Then we want to define a proper data structure to store the leaf node for the tree. Remember the childrens of each node are only limited by the games, which means there could be multiple children for each node.
We also need to store the node's parent. The current board and player state for this node.
MCTS also needs the times this node getting visited and the times this node wins. We will explain why we need them later. They are very important.

In [2]:
class node():
    def __init__(self, parent, board, player, action = None, n = 0, w = 0, q = 0):
        self.child = {} # The child of this node
        self.parent = parent # The parent of this node
        self.board = board # THe game board (nxn np array) of this board)
        self.player = player # Current player of this board state (Who should play at this step)
        self.action = action # The action that could get you from previous board to the current board
        self.n = n # The times this node getting visited
        self.w = w # The times this node wins (updated from the child node)
        self.q = q # The winning rate

**MCTS Constructor**: 

When we create the MCTS object. We need to set some important parameters which we will need them later. Those important parameters include the maximum simulation times for each decision. The maximum depth for each simulation, and **the explore constant**. We will leave the usage of those parameters later.

In [3]:
class MCTS(Imcts):
    def __init__(self, iterations=100, max_depth=5, game_board=None, win_mark=3, player=None, explore_constant=np.sqrt(2)):
        self.iterations = iterations #The amount of simulations for each decision
        self.max_depth = max_depth #The maximum depth for each simulation
        self.explore_constant = explore_constant #Explore constant for UCT

        self.win_mark = win_mark #How many chess in a line wins
        self.game_board = game_board #Current game board
        self.player = player #Which player plays
        self.total_n = 0 #Totol simulation times

        self.size = len(game_board) #The size of the game board
        
        self.tree = node(None, self.game_board, self.player) #Tree structure to store the data

**Selection**:

Next, follow the previous documentation we created for selection. We want to select the next node for expansion. However, this is actually a hard question.

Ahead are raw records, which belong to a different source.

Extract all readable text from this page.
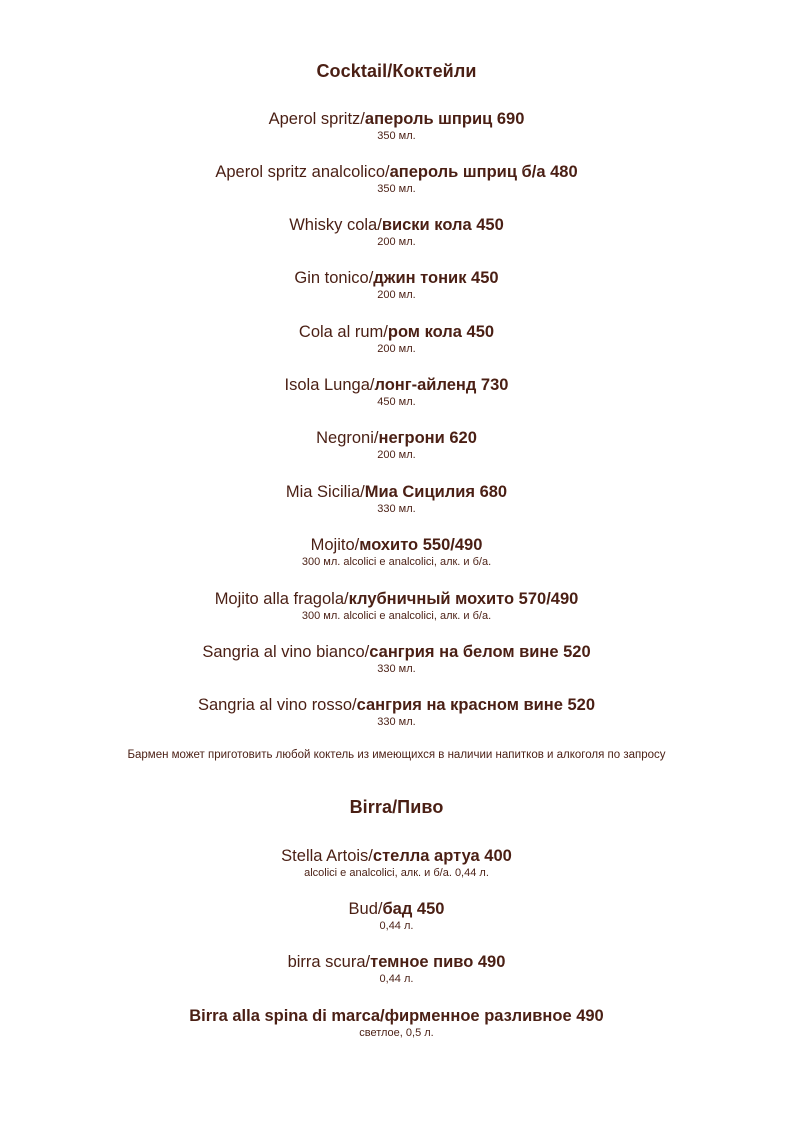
Cocktail/Коктейли
Aperol spritz/апероль шприц 690
350 мл.
Aperol spritz analcolico/апероль шприц б/а 480
350 мл.
Whisky cola/виски кола 450
200 мл.
Gin tonico/джин тоник 450
200 мл.
Cola al rum/ром кола 450
200 мл.
Isola Lunga/лонг-айленд 730
450 мл.
Negroni/негрони 620
200 мл.
Mia Sicilia/Миа Сицилия 680
330 мл.
Mojito/мохито 550/490
300 мл. alcolici e analcolici, алк. и б/а.
Mojito alla fragola/клубничный мохито 570/490
300 мл. alcolici e analcolici, алк. и б/а.
Sangria al vino bianco/сангрия на белом вине 520
330 мл.
Sangria al vino rosso/сангрия на красном вине 520
330 мл.
Бармен может приготовить любой коктель из имеющихся в наличии напитков и алкоголя по запросу
Birra/Пиво
Stella Artois/стелла артуа 400
alcolici e analcolici, алк. и б/а. 0,44 л.
Bud/бад 450
0,44 л.
birra scura/темное пиво 490
0,44 л.
Birra alla spina di marca/фирменное разливное 490
светлое, 0,5 л.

Think about it, we have run a lot of simulations. We might have these scenarios. We have our first node which has 10000 simulations and the winning rate is about 80%. For the second node which has 100 simulations but only with 60% winning rate. If we want to select one of them to explore more, which one will be the best choice?

The answer is hard to tell. You may want to say the first one is definitely better. However, for the first node it has been explored a lot, which means there will be little change of its expected winning rate. However, for the second node, even though the current winning rate is not as good as the first node, it is still worthy to explore consider the little amount of simulations.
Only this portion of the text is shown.